Ilustrasi yang sangat ringan dapat kita lihat, bahwa kemajuan ekonomi juga mengkondisi guru lebih senang bahkan lebih tekun mengerjakan fungsi-fungsi lain yang lebih menjanjikan dari pada mempertajam visi profesinya.
Melihat realita ini, maka organisasi harus melakukan tindakan cerdas, dengan berupaya terus menerus melakukkan siasat.
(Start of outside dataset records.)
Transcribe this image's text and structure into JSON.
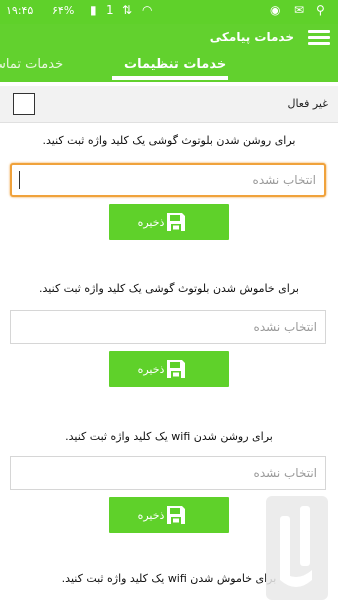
{
  "status_bar": {
    "time": "۱۹:۴۵",
    "battery": "۶۴%"
  },
  "app_bar": {
    "title": "خدمات پیامکی"
  },
  "tabs": [
    {
      "label": "خدمات تنظیمات",
      "active": true
    },
    {
      "label": "خدمات تماس",
      "active": false
    }
  ],
  "inactive_row": {
    "label": "غیر فعال"
  },
  "sections": [
    {
      "instruction": "برای روشن شدن بلوتوث گوشی یک کلید واژه ثبت کنید.",
      "input_placeholder": "انتخاب نشده",
      "save_label": "ذخیره"
    },
    {
      "instruction": "برای خاموش شدن بلوتوث گوشی یک کلید واژه ثبت کنید.",
      "input_placeholder": "انتخاب نشده",
      "save_label": "ذخیره"
    },
    {
      "instruction": "برای روشن شدن wifi یک کلید واژه ثبت کنید.",
      "input_placeholder": "انتخاب نشده",
      "save_label": "ذخیره"
    },
    {
      "instruction": "برای خاموش شدن wifi یک کلید واژه ثبت کنید."
    }
  ],
  "colors": {
    "accent_green": "#5fd12a",
    "focus_orange": "#f0a23c"
  }
}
MEMPERERAT JIWA KORSA (KESEJAWATAN)


Profesionalisme selalu membutuhkan wahana untuk mempererat persaudaraan sesama- profesi, yang dapat pula difungsikan sebagai sarana sosialisasi pemikiran ataupun sebagai alat kontrol profesi. Jiwa korsa dapat dijadikan wahana untuk membangun perlindungan profesi. Sebuah realitas yang sulit dipungkir jika dalam menjalankan aktivitas profesinnya mendapatkan gangguan, maka sebuah solidaritas akan membantu. Terkait dengan ini, maka peran perlindungan terhadap anggota organisasi dapat terealisasi.
Terkait dengan jiwakorsa ini, PGRI kembali menyatakan jatidirinya, disamping organisasi profesi juga merupakan organisasi Serikat Kerja.
Sisi professional membangun citra profesonalisme guru dengan berbagai kompetensi, serta pengembangan karier, sisi lainnya menjadi oraganisasi ketenaga kerjaan [serikat kerja] memberikan jaminan dari rasa kesewenangan dan ketidakdilan.
Dalam menjamin eksistensinya sebagai organisasi profesi PGRI membangun jejaring [networking] baik local, nasional, dan internasional. Seperti jaringan dengan serikat kerja dan bergabung dalam KSPI – Konggres Serikat Pekerja Indonesia, menjalin kerja sama dengan organisasi profesi lain ISPI-Ikatan Sarjana Pendidikan Indonesia. Secara internasional bergabung dengan EI- Educational Internasional.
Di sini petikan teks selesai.